Parole Board Won't Tell Cops About Releases After Chief Exposes New Mass-Release
Greeley, CO – The Colorado Department of Corrections (DOC) has announced that it will no longer provide a list of parolees to law enforcement in Weld County, after a local police chief criticized the number of violent offenders who are being released from prison early.
The DOC parole board has released more offenders onto parole during the past three months than it had any of the 20 months prior, KUSA reported.
Colorado Governor Jared Polis has also recently signed several criminal justice reform bills into law, including one that enables the parole board to release more inmates when the prison population falls within three percent of full capacity.
Greeley Police Chief Mark Jones first spoke out about the issue in a Facebook video on May 24.
He noted that the Greeley Police Department’s (GPD) mission is to “proudly work with the citizens to protect” the community, and that part of that joint effort involves his duty to keep the public “informed of what’s going on.”
“Recently, I found out about a violent Greeley gang member, who committed second-degree murder in 1997, and he’s already being released back into our community on parole,” Chief Jones said in the video.
The unnamed offender, who was originally ordered to serve 48 years in prison, also “violently stabbed another inmate” while incarcerated, the chief explained.
“Yet, he’s still being released, even though his mandatory release date wasn’t supposed to be until April of 2043,” Chief Jones continued.
According to the chief, nine of the 14 offenders who were released to parole in May did not have a place to live when they walked out of prison, making it even more difficult for “parole officers to do their job” with regards to supervising them.
Chief Jones said he did not release this information with the intent of frightening the public, but rather to advise citizens about what is occurring with the “broken parole and prison system.”
“The parole system, as it stands now, it’s almost virtually impossible to get somebody revoked off of parole, even whenever they’ve committed other criminal acts that in the past, they would’ve been revoked,” he explained. “You can have people now that will test…[positive] for something like cocaine or heroin or methamphetamine, and that is not enough for them to be revoked and sent back to prison.”
Chief Jones said he is concerned about how these early releases will potentially increase crime rates within the city.
The GPD also provided KUSA with multiple cases where parolees committed new violent offenses after they were released.
“A number of people we spent a lot of time, hard work, taxpayer money to put into prison are coming out early now and I foresee, because of their behavior prior, they’re going to be doing the same thing as we move forward,” Chief Jones said.
Instead of releasing inmates due to capacity issues, more prison space needs to be created, he added.
Colorado State Representative Leslie Herod blasted the police chief for his comments, and claimed he was just trying to stir up fear in the community, KUSA reported.
“I feel like it's fear mongering at it's worse,” Herod told the news outlet. “April saw an uptick in offenders being released on parole than ever and it's because we put in resources to help the parole board manage their caseload.”
The disagreement between DOC and local law enforcement intensified during a recent Weld County Chiefs of Police Association meeting, KUSA reported.
The association is comprised of representatives from area law enforcement agencies, the district attorney’s office, and DOC.
During the meeting, the DOC representative said that the parole department will no longer provide a list of offenders being released to parole due to Chief Jones’ comments, District Attorney Michael Rourke told KUSA.
“We get to the parole representative, and her comment was, ‘Thanks to Greeley Police Chief Mark Jones and the most recent story that was done on the news about the release of a parolee back in the community, the parole department has made the determination that they would no longer provide to law enforcement a list of the parolees who were coming back in the community over the course of the next month,’” Rourke recounted.
The district attorney said he was angered and frustrated by the DOC’s decision to withhold such information from local law enforcement.
“We have a lot of frequent fliers,” he said. “We have a lot of people who law enforcement are very familiar with…They have got to know when some of these violent offenders come back into the community.
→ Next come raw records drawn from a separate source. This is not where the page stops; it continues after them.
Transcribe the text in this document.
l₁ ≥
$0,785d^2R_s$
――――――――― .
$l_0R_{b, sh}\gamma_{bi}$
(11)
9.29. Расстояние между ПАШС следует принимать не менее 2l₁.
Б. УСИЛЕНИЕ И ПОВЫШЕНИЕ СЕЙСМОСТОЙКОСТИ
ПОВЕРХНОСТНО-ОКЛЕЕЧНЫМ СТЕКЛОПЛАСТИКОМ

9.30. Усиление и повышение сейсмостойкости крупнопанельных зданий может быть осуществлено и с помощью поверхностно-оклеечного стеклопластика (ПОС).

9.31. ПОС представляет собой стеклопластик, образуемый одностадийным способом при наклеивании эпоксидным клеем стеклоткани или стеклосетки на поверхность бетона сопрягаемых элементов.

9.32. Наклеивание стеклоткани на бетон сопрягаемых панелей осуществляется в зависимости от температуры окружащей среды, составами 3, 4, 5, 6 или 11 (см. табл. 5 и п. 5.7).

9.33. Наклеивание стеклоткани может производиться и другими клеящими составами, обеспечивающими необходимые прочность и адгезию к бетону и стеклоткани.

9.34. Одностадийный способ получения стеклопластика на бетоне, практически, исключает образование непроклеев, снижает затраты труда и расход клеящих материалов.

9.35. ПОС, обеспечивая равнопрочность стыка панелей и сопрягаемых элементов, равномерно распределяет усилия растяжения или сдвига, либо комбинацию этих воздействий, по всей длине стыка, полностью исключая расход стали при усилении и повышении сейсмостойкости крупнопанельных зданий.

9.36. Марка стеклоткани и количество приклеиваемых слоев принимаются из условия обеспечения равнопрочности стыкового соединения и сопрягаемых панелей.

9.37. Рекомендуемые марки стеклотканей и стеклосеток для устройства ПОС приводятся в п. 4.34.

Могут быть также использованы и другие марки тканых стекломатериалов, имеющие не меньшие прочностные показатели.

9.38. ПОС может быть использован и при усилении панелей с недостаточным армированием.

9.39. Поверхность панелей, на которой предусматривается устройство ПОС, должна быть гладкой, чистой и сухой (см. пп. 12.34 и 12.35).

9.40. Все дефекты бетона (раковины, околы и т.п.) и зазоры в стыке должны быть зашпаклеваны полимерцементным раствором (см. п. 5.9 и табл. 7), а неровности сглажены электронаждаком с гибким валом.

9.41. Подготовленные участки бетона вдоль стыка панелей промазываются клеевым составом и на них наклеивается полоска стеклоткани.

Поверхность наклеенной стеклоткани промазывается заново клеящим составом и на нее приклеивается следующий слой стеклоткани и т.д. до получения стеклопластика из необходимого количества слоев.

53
We have to know from a prosecutor’s office, when we are prosecuting cases, to know when someone is on parole.”
Law enforcement officers should be provided with information regarding “who’s coming back, where they are, who they’re associating with,” Rourke continued. “I think it goes directly to officer safety, so the officers know who they’re dealing with.”
The decision also places the community at risk, Chief Jones said.
“If we are not receiving parole information and who is being paroled back into our community, I think that’s a detriment to not only the police department but the DA's office, to the citizens of Greeley,” he told KUSA. “It was never my intent to start a fight or have this kind of problem between myself and parole. I am more than willing to sit down and talk about it but I haven’t heard from anybody.”
The DOC said that it previously released the parolee list as a “courtesy” to law enforcement, and said that its refusal to disclose information about those released from prison is only temporary.
“We are simply pausing the distribution for a moment in order to review what information is included in that report to ensure that it is in line with our policies, that it protects the safety of both the community and the parolees, and that it is of use to agencies for law enforcement purposes,” the DOC said in a statement to KUSA.
“DOC has always worked to have positive relationships with our partners in law enforcement around the state, and we are currently reviewing our overall practices on how our parole office engages with all local law enforcement to best support those relationships,” the statement read.
The DOC said it will be “reaching out” to Chief Jones in the near future “so that our parole staff can meet with him and provide him with accurate information about the parole process and the monitoring of parolees.”